Living Goods community health promoter Janat visits a young mother who she supported throughout her pregnancy. Photo credit: Living Goods

To reach the 400 million people who currently lack access to essential health care—and work toward Universal Health Coverage—we need to put families first, reaching them when and where they need it. In areas where doctors and nurses are scarce and resources are limited, community health can be a critical linchpin connecting families in hard-to-reach areas with the formal health system.

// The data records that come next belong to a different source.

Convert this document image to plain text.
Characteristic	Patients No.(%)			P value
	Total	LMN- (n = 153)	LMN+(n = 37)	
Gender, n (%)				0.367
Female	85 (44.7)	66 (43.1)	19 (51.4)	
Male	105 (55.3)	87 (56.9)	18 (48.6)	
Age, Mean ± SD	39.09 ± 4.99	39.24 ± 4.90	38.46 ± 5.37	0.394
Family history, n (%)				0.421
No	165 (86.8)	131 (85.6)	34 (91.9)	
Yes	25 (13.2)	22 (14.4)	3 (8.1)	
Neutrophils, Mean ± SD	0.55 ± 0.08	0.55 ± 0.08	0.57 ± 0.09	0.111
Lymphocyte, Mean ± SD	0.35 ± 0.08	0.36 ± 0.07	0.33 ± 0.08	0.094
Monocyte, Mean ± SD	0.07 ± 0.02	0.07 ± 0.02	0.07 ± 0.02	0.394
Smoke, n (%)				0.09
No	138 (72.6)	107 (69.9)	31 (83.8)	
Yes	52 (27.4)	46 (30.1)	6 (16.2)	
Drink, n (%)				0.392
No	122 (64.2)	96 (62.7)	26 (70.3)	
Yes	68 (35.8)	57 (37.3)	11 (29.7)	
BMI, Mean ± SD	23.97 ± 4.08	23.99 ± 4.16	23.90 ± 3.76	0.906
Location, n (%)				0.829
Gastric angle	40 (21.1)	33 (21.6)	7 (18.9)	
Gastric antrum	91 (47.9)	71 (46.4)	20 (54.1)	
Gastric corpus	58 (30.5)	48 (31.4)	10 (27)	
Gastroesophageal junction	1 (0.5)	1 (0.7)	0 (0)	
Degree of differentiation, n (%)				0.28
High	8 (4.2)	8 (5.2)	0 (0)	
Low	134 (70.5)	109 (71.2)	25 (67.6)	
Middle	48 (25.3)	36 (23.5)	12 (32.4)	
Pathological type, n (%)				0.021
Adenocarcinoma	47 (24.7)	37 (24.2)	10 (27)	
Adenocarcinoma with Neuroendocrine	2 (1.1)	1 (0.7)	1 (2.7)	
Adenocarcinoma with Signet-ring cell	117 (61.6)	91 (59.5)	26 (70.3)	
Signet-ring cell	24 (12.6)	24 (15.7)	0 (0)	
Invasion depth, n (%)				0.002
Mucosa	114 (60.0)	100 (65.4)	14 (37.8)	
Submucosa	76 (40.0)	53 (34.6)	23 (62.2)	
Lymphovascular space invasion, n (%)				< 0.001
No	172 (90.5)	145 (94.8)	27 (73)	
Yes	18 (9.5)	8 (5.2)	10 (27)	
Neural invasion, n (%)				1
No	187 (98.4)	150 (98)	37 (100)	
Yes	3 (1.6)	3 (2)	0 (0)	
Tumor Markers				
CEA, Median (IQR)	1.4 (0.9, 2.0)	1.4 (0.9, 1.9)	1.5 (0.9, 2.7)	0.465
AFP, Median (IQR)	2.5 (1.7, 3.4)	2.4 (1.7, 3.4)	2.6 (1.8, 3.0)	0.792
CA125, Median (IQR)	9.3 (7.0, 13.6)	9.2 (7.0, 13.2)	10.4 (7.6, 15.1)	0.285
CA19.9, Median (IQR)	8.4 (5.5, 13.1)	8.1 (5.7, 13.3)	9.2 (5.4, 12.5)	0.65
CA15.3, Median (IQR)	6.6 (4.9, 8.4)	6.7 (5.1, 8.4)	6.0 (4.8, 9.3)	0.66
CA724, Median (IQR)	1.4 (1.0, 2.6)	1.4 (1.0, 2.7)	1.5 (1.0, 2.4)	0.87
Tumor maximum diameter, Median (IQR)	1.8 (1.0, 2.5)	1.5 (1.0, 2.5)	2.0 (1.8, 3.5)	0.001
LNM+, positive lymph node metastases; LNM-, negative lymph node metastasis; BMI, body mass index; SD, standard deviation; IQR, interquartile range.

Despite its transformative potential, community health is often underfunded and underutilized in many parts of the world. Where they do exist, community health workers (CHWs) often receive minimal training and supervision, and don’t have access to the medicines they need to treat sick patients. It’s like asking a student to learn without schools, teachers, books, and supportive learning environment. Living Goods, and other like-minded organizations are seeking to change this by working with governments to strengthen community health care systems and help CHWs reach their full life-saving potential.

Living Goods partners with the governments of Kenya and Uganda to transform dedicated women and men into highly-effective CHWs. The CHWs go door to door supporting pregnant mothers and newborns, assessing and treating sick children, targeting early nutrition, offering family planning guidance, and selling health-focused products including fortified porridges and modern contraceptives.

 

We help CHWs operate at full throttle—giving them hands-on training and support, motivating performance-based pay, and building reliable supply chains for life-saving medicines. By blending best practices from business and public health, we’re working to overcome the biggest challenges in community health.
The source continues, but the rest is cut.